Thursday, 18 December 2014: 8:00 AM
Andrew M Ireson, University of Saskatchewan, Saskatoon, SK, Canada and Adrian P Butler, Imperial College London, London, SW7, United Kingdom
The way that water is stored within and transmitted through structured porous media can be challenging to infer from available observation techniques, in particular at field scales. Fractured porous media are an example of such structured media, comprising a fracture domain and a matrix domain. Flow processes depend on how water is both stored and transmitted within each domain, and how water exchanges between the domains. In unsaturated conditions the problem is confounded as hydraulic properties (e.g. hydraulic conductivity) in each domain become dynamic, as a function of saturation. One domain may not contribute significantly to the flow, or may not provide significant amounts of storage, depending of the properties of both domains.

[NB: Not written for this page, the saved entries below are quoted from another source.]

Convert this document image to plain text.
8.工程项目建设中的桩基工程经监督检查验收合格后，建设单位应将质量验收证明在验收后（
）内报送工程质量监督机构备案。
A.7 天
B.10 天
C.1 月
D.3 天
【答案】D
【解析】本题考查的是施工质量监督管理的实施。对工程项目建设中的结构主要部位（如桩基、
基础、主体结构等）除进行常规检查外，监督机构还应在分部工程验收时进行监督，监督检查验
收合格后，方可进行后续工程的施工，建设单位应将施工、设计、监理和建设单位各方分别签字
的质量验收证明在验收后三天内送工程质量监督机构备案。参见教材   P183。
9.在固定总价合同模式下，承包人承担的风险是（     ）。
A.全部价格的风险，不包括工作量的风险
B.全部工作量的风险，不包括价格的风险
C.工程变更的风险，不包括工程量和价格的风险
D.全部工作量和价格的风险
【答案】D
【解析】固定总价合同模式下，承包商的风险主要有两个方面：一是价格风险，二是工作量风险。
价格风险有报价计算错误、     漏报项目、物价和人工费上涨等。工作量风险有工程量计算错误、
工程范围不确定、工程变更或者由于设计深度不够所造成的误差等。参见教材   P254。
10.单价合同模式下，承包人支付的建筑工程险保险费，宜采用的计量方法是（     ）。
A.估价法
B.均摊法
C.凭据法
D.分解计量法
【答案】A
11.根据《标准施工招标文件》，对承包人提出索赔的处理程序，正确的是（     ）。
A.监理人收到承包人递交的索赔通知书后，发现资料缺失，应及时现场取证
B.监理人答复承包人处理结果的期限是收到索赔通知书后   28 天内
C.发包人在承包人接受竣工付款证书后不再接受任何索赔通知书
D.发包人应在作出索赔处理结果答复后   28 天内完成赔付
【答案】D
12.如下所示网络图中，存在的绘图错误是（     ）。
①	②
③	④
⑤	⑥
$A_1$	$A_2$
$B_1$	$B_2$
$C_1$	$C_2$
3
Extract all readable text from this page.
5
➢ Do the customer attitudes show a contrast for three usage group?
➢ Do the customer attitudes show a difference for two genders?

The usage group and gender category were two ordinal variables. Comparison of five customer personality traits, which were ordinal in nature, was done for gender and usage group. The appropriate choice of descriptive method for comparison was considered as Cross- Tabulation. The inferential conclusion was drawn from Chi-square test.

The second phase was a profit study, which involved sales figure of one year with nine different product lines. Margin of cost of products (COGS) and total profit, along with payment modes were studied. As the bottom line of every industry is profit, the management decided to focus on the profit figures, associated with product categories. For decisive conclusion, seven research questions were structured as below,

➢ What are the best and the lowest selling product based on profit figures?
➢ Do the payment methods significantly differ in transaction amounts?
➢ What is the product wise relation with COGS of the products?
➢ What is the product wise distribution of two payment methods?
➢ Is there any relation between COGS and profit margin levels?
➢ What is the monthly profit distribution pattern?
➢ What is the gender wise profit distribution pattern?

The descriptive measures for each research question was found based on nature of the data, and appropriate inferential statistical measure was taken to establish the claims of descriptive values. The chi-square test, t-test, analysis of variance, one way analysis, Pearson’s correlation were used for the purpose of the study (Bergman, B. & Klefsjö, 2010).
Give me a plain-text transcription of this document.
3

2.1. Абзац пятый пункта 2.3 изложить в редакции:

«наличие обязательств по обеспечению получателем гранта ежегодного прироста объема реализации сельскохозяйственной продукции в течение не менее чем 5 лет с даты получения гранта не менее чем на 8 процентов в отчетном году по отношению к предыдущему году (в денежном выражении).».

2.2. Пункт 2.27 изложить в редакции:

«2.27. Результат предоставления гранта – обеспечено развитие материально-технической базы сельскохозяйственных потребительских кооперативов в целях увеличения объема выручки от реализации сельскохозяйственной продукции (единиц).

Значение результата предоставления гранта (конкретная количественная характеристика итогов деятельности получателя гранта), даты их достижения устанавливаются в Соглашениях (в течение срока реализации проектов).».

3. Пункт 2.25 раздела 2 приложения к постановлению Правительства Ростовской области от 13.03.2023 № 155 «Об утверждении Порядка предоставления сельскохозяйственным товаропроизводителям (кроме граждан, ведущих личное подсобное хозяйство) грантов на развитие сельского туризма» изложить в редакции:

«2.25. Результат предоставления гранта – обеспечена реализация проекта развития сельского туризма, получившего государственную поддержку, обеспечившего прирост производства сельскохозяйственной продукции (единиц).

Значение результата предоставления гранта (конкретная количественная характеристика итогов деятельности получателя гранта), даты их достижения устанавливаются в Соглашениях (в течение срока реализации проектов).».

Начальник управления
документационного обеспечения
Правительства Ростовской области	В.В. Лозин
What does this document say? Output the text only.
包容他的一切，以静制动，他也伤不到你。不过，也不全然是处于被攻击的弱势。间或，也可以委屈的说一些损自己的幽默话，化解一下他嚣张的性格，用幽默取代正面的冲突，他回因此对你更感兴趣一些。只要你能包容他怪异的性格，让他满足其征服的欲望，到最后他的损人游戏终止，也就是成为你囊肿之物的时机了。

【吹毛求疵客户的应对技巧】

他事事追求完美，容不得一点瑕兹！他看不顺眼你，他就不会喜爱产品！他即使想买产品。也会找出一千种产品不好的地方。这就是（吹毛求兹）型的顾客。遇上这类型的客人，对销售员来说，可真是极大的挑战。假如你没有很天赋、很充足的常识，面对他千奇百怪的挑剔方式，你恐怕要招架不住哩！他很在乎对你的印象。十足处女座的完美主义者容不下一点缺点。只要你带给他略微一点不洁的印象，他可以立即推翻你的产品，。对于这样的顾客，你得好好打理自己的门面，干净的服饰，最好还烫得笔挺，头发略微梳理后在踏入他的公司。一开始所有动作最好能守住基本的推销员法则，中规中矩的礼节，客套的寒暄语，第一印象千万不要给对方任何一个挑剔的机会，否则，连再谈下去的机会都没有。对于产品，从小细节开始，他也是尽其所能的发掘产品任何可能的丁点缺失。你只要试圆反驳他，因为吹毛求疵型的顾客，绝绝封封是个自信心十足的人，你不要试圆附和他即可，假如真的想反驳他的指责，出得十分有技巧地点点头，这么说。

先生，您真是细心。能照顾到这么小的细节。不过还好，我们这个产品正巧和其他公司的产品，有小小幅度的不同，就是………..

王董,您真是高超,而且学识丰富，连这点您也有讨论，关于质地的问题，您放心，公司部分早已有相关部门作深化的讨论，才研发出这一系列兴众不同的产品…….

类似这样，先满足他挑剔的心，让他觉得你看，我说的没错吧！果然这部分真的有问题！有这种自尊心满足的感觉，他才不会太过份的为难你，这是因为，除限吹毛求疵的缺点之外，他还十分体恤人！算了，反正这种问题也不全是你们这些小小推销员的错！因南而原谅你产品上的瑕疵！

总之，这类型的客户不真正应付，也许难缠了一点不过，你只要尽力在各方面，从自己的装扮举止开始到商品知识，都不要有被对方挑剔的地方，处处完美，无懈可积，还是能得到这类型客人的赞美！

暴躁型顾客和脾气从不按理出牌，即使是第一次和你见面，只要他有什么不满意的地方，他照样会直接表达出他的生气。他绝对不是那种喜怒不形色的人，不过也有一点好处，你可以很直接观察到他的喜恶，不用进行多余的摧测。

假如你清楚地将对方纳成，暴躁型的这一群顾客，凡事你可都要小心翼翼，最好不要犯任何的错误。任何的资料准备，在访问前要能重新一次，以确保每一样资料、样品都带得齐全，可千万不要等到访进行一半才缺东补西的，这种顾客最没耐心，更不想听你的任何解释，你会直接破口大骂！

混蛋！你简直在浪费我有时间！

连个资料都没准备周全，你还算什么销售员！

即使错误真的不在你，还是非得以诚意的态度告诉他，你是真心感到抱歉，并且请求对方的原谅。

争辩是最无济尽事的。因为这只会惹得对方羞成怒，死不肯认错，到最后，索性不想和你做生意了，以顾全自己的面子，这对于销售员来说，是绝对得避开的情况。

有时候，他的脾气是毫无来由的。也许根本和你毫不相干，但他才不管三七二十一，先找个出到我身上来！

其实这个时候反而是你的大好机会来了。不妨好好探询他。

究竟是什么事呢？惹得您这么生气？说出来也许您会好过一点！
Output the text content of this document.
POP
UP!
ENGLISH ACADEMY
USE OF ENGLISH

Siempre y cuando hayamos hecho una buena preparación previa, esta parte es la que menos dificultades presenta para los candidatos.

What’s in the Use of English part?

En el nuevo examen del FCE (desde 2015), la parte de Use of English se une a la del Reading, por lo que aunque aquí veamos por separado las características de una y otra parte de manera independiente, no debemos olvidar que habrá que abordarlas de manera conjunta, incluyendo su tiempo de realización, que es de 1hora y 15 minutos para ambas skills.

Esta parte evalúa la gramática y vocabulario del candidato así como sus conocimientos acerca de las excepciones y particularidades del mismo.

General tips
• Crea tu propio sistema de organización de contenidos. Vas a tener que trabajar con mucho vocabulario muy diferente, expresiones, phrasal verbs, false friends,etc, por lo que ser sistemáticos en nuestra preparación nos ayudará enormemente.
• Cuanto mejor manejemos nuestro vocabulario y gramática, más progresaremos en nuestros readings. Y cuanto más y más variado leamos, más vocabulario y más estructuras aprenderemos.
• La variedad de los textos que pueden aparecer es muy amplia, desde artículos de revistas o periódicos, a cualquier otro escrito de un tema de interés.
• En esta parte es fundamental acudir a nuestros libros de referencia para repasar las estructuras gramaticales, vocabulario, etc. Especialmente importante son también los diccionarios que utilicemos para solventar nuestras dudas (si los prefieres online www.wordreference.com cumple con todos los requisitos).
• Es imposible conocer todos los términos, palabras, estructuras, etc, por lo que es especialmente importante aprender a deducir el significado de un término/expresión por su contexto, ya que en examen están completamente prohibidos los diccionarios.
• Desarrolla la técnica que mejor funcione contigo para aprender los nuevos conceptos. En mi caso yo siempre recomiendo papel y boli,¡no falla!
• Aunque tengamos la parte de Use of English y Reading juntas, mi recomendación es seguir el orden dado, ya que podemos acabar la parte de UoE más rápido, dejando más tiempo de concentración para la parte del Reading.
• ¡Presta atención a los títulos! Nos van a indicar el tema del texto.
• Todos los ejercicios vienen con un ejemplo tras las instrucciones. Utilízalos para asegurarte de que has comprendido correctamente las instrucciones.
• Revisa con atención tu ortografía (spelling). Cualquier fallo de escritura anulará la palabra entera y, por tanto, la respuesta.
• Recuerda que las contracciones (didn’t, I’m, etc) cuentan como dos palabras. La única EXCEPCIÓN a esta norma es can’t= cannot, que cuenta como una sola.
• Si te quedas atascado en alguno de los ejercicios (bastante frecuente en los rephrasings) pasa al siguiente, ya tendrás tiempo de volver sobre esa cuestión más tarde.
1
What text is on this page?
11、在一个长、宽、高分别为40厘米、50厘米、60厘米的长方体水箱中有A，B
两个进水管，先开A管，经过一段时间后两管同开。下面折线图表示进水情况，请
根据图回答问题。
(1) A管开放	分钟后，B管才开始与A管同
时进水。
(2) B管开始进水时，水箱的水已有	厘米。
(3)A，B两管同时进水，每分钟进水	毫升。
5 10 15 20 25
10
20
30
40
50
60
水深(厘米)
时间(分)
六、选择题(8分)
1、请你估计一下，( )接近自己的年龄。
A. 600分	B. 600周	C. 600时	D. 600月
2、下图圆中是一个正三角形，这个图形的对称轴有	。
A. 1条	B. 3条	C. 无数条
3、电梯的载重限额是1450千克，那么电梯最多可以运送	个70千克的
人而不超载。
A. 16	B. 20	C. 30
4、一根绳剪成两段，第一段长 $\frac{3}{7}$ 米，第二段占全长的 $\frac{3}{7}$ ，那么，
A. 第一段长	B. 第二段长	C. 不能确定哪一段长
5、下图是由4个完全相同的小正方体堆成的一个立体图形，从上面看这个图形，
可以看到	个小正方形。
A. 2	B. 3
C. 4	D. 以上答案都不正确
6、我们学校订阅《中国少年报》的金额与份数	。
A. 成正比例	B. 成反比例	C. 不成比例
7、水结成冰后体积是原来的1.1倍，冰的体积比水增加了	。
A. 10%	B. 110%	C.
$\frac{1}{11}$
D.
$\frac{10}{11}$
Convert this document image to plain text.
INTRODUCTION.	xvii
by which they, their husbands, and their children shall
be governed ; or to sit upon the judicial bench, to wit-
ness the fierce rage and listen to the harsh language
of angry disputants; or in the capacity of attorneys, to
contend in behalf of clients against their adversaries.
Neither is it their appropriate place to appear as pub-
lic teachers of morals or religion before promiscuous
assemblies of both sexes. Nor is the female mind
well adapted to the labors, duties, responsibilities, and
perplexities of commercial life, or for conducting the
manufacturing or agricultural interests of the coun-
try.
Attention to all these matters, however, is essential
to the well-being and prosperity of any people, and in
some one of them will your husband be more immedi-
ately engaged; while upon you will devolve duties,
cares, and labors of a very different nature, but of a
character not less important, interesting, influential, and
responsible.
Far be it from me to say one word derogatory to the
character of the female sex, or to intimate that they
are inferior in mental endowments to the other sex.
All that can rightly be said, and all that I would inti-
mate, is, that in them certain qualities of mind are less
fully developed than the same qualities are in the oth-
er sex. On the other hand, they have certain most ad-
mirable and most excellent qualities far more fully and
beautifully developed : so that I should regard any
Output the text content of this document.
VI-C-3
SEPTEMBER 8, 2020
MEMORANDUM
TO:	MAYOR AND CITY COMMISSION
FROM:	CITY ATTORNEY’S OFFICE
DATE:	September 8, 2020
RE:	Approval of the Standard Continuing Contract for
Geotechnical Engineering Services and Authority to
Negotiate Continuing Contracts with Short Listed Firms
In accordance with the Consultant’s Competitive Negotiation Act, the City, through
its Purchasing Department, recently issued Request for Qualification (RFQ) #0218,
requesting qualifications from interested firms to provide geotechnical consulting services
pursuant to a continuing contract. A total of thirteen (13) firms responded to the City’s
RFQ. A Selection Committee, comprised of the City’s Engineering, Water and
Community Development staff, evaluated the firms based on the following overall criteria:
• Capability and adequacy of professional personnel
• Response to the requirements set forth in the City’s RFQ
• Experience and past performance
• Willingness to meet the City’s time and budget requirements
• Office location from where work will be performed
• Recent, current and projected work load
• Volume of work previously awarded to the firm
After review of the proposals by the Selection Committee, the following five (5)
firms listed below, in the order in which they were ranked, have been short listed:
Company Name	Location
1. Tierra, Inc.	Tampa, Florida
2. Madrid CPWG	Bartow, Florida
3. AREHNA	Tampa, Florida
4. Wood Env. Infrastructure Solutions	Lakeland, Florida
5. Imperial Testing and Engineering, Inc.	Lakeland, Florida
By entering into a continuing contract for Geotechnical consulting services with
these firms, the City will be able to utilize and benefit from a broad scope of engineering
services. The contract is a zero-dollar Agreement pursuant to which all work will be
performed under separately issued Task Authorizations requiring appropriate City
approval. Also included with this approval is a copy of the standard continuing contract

The two domains may or may not respond in equilibrium with one another, depending on both the properties and on driving boundary conditions (i.e. infiltration intensity). Physically based models can in theory be used to falsify hypotheses about the role of the fractures versus the matrix in transmitting flow, within an inverse modelling framework. However, there are two problems: firstly, even the most detailed and complex physically based model will still be a simplification of reality, unable to resolve heterogeneities that exist; and secondly the observations available may not contain sufficient information to constrain the model. In this study we explore how models and observations have been applied to understand the flow processes in the unsaturated Chalk in field sites in south east England. We look at what can and cannot be inferred from various observations, including the water table response, soil moisture and matric potential, and the power of these observations to constrain models. We look at how models provide a framework through which to interpret the observations, and provide insights into the dominant controls on behavior. In the case of the unsaturated Chalk, we have demonstrated that groundwater recharge is transmitted through both the fractures and the matrix. Matrix saturated hydraulic conductivity is found to be the dominant parametric control on partitioning of flow. The characteristics of individual rainfall events, combined with near surface soil moisture content, are shown to be good predictors of rapid, preferential recharge.